Le temps d’une semaine, le parti de Nelson Mandela devrait prendre des allures de champ de bataille. Vendredi 30 juin, le Congrès national africain (ANC) se réunit pendant sept jours en conférence politique : plus de 4 000 délégués sont attendus à Johannesbourg pour déterminer les grandes orientations du parti au pouvoir. Alors que l’opposition cherche par tous les moyens à faire tomber Jacob Zuma, la question de sa succession risque d’éclipser tous les autres sujets.

Théoriquement, le deuxième mandat du président sud-africain court jusqu’aux prochaines élections générales, prévues pour mai 2019. L’ANC a néanmoins prévu de désigner dès décembre 2017 son nouveau chef, qui sera le candidat du parti à la présidence de l’Etat. Ces prochains jours, la conférence politique va donc servir de répétition générale.

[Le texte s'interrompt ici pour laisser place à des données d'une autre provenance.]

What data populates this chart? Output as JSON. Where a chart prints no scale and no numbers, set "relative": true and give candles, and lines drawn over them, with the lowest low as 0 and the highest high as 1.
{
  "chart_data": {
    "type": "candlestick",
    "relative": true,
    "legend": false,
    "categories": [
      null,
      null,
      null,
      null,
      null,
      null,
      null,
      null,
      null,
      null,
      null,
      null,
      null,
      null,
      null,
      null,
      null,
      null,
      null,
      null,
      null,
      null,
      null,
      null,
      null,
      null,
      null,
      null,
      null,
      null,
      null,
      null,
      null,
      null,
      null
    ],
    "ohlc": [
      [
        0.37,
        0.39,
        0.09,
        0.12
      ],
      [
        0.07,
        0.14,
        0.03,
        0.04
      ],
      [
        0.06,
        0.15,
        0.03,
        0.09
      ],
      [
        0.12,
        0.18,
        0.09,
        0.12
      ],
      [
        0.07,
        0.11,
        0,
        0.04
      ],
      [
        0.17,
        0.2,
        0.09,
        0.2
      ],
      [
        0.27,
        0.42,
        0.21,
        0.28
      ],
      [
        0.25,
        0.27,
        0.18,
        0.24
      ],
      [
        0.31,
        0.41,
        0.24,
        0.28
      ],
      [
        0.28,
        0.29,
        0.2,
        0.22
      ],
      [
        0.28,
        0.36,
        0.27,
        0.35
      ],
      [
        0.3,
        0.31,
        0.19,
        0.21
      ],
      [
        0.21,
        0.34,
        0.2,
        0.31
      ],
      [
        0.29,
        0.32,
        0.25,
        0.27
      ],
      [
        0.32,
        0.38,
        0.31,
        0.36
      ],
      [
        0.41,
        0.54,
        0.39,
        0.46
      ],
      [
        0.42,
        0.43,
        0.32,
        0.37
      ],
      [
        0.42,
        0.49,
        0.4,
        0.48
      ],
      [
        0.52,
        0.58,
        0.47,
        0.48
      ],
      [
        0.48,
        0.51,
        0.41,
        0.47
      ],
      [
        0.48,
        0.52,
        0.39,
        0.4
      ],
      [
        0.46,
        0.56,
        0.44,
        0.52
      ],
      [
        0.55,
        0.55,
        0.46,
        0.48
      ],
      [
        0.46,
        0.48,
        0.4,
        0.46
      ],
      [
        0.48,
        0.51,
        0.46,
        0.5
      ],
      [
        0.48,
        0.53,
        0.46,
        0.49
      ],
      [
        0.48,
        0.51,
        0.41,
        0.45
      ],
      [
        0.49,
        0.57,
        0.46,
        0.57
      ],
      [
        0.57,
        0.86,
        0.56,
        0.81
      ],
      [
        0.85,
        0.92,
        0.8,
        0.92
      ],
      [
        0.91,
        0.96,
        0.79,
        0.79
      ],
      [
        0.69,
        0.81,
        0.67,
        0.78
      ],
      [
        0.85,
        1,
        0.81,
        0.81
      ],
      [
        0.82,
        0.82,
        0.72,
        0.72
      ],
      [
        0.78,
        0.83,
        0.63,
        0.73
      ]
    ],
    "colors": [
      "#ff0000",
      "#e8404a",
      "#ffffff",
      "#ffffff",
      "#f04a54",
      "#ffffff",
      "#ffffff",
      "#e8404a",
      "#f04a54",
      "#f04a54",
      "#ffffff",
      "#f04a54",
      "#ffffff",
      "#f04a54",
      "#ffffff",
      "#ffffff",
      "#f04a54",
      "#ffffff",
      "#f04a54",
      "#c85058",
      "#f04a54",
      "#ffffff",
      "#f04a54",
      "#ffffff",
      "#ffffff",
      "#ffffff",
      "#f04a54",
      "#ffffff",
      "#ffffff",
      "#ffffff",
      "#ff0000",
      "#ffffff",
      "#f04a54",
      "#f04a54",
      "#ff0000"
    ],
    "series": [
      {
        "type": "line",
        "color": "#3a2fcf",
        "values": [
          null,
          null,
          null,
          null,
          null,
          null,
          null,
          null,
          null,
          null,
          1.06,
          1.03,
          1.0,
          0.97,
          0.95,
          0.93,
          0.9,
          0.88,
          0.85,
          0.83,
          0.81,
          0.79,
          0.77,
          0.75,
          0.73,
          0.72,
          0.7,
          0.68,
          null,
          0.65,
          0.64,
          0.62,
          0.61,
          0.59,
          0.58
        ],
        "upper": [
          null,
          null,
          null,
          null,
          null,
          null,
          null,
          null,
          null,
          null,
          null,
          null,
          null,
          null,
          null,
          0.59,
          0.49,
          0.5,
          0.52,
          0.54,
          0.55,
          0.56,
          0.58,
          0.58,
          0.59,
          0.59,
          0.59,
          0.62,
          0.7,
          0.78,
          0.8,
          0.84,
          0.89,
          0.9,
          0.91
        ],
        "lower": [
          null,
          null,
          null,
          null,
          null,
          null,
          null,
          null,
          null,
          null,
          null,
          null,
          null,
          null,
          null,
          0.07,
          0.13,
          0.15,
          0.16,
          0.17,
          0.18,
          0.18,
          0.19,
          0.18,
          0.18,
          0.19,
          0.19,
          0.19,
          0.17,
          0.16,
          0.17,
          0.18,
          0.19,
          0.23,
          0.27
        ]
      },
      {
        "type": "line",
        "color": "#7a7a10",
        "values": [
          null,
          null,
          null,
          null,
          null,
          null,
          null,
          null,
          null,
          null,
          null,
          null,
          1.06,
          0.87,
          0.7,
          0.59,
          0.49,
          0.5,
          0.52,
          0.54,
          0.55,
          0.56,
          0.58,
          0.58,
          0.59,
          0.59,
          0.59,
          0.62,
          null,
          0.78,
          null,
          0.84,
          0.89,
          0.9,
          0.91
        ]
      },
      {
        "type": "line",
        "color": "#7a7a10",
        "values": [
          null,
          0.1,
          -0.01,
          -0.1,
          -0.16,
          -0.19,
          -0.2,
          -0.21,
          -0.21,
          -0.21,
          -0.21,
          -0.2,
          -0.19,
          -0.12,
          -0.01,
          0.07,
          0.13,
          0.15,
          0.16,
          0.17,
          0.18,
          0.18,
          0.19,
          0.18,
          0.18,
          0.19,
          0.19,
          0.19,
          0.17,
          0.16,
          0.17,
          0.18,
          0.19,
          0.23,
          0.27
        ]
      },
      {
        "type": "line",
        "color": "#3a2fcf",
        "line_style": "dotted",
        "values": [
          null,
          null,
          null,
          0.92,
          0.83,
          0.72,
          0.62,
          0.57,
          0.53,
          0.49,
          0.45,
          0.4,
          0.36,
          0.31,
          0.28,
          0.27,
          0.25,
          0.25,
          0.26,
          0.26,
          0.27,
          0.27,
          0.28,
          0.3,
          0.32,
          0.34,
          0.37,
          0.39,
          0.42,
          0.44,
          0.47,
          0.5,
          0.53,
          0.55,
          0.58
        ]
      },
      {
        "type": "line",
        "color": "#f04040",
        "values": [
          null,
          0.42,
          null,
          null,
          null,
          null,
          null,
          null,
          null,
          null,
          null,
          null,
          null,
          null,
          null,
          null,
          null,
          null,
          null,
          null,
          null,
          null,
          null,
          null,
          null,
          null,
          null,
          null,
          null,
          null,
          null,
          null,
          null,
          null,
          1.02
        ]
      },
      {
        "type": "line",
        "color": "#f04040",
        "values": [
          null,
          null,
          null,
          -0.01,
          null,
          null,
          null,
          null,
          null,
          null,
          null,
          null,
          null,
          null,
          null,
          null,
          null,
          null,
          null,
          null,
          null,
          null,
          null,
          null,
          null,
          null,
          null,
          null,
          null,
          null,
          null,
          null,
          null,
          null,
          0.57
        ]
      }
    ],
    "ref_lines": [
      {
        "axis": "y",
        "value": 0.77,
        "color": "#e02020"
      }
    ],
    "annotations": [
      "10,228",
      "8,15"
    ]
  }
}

Ex-femme ou vice-président

Pour le moment, le duel de candidats qui se profile prend des allures de référendum sur la personne de M. Zuma. D’un côté, celui-ci a adoubé son ex-femme, l’expérimentée Nkosazana Dlamini-Zuma, 68 ans, perçue comme la plus à même de protéger les intérêts de son clan et de le préserver de nombreuses poursuites judiciaires.

Face à elle, le vice-président Cyril Ramaphosa, 64 ans, a pris la tête des frondeurs au sein du parti. Un syndicaliste réputé, devenu homme d’affaires, il coalise tous ceux qui sont exaspérés par les scandales de corruption à répétition qui entourent le président septuagénaire et plombent son second mandat.

Depuis quelques mois, ce modéré ne retient plus les coups contre le chef de l’Etat. Les récentes révélations des « GuptaLeaks » sur la capture de l’Etat par la richissime famille indienne Gupta, proche de M. Zuma, qui défraient la chronique depuis début juin, sont du pain bénit pour sa ligne anti-corruption. « Notre mouvement va mal, le pays va mal. Nous avons beaucoup de ressources, mais plusieurs mauvaises personnes à des postes clés », a déclaré Cyril Ramaphosa, le 18 juin, lors d’une réunion locale du parti à Stellenbosch (ouest).

Dans cette tempête politique, Mme Dlamini-Zuma fait profil bas. Tout juste est-elle sortie de sa réserve le 16 juin dernier pour accepter d’être nominée comme candidate à la présidence. « Je suis prête à diriger. Je ne peux refuser en aucun cas la responsabilité qui m’est donnée », a t-elle déclarée, sans ferveur, devant la ligue des jeunes de l’ANC.

Motion de censure

Plusieurs fois ministre - à la santé, aux affaires étrangères et à l’intérieur -, Mme Dlamini-Zuma présidait jusqu’en janvier dernier la commission de l’Union africaine. C’est la première femme de l’histoire de l’ANC à concourir à la présidence de la république sud-africaine, depuis la création du mouvement en 1912.

Peu populaire auprès des militants, contrairement à son ex-mari, elle a néanmoins engrangé les soutiens de la ligue des jeunes, de la ligue des femmes, et d’une partie des anciens combattants. « Vous ne gagnez pas en faisant des déclarations dans les médias comme Ramaphosa, il faut faire du lobby dans les branches de l’ANC. Et Dlamini-Zuma a ses troupes en ordre de marche », rappelle l’analyste politique indépendant Ralph Matera.

Compte tenu du système de vote propre à l’ANC, où il suffit du soutien de certaines branches décisives pour remporter la présidence du parti, l’ancienne ministre a toutes ses chances. Et ce, en dépit du lourd bilan de Jacob Zuma, qui devrait à nouveau faire face à une motion de censure au Parlement dans les prochaines semaines.

Ce serait, pour l’opposition, un scénario rêvé. « Un vote pour Dlamini-Zuma devient un vote pour la corruption », résume Ralph Matera. Alors que l’ANC est confronté à sa pire crise depuis son accession au pouvoir en 1994, à la fin de l’apartheid, elle pourrait mener son parti à la débâcle électorale en 2019.

Coalition de l’opposition

Aux élections municipales de l’été 2016, l’ANC n’avait rassemblé que 55,33 % des suffrages et perdu des villes importantes, comme Johannesbourg ou Pretoria. Sans majorité, l’ANC pourrait faire face à une coalition de circonstance entre les libéraux de l’Alliance démocratique (SA) et les radicaux des Combattants pour la liberté économique (EFF).

Dès vendredi, la conférence politique sera donc l’occasion pour les observateurs externes de guetter les déclarations des uns ou des autres, de constater qui déclenche la ferveur des partisans, ou qui reçoit les louanges des militants. C’est la seule manière de savoir de quel côté penche le parti, afin de lever quelque peu l’incertitude politique dans laquelle l’Afrique du Sud est plongée.